Eppure, come osservò il filosofo Ludwig Buchner (Forza e materia), è più angosciante il pensiero del nulla o non è più angosciante il pensiero che dopo morti, divenendo immortali, non possiamo più morire? Ecco perché Platone aveva concepito, riprendendo il pensiero da Pitagora, la teoria della reincarnazione. Ma a che serve la reincarnazione se, una volta rinati, non si ha ricordo delle vite precedenti? E’ come se si nascesse per la prima volta, conservando tutta l’angoscia derivante da mancanza di certezze.  Potrebbe esistere un aldilà senza Dio, in cui le anime, come nell’aldilà platonico subiscono un giudizio che si danno da sé prendendo coscienza della loro vita da incarnati perché il Demiurgo di Platone non è un giudice ma un Dio ordinatore del mondo, che poi abbandona a se stesso.

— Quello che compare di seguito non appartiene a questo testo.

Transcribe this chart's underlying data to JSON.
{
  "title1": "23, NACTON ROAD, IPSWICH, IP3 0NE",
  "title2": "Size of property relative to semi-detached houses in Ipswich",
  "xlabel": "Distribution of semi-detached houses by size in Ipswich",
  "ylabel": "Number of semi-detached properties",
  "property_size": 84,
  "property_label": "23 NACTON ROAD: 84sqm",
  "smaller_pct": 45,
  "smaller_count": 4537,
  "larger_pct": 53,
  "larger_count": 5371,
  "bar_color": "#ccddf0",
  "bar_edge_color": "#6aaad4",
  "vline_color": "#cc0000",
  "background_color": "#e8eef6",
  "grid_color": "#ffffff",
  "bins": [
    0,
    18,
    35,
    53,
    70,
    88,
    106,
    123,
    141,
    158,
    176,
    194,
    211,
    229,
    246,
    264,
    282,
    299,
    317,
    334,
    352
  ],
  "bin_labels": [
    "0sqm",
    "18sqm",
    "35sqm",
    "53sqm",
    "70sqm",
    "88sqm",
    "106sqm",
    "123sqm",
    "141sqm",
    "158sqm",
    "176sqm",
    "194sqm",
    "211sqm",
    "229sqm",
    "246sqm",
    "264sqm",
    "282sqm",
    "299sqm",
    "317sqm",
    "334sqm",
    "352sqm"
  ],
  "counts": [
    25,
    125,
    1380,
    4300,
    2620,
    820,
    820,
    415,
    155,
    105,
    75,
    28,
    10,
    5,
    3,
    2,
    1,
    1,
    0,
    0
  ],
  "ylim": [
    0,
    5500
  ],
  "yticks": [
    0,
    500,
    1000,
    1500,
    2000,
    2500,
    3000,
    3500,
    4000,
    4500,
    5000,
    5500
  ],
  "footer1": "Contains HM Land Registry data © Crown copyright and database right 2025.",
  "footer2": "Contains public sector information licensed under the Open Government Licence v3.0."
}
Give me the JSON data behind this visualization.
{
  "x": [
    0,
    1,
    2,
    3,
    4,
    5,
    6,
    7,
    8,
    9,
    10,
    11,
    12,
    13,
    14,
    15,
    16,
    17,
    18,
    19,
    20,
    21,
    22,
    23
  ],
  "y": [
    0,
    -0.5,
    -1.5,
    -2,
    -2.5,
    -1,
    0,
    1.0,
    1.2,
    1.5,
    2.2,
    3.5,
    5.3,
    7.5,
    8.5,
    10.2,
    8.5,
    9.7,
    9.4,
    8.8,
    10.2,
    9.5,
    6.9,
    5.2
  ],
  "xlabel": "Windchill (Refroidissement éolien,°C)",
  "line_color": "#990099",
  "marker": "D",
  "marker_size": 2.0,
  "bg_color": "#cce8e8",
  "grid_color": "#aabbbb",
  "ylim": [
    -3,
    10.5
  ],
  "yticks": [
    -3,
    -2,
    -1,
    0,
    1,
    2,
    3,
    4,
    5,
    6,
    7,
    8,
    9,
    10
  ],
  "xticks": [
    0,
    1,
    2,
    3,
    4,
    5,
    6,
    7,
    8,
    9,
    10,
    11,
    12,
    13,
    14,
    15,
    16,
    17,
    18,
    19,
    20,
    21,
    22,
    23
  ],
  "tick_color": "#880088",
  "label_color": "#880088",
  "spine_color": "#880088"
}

Concludo dicendo che non mi appaiono in contrasto con una concezione scientifica del mondo fenomeni verificati da seri psichiatri che, usando il metodo dell’ipnosi regressiva, hanno accertato che i soggetti a tale ipnosi sono capaci di parlare correttamente lingue mai imparate e di raccontare avvenimeti precisi mai vissuti nella vita in corso e risultati veri. Sono fenomeni che non sono in contrasto con la scienza se tale stati di ipnosi hanno una verifica fisica, pur scientificamente non spiegabile. Dunque, rispondendo più precisamente alla domanda, non è necessario ricorrere all’intermediazione delle religioni, soprattutto se ci si riferisce ad un Dio antropomorfico quale quello delle religioni cosiddette rivelate. Anzi, non è nemmeno necessario credere che esista un Dio per credere che esista un aldilà. Ma, data l’evoluzione biologica da una comune origine di tutte le forme di vita, perché dovrebbe esistere solo l’immortalità della vita umana? Una risposta che escluda l’immortalità di tutte le forme di vita sarebbe illogica. Come si vede, si possono raccogliere solo cocci dalle religioni cosiddette rivelate, mentre rimangono pur sempre inspiegabili molti fenomeni fisicamente accertabili ma scientificamente inspiegabili, anche se rappresentano l’unica porta socchiusa verso un aldilà.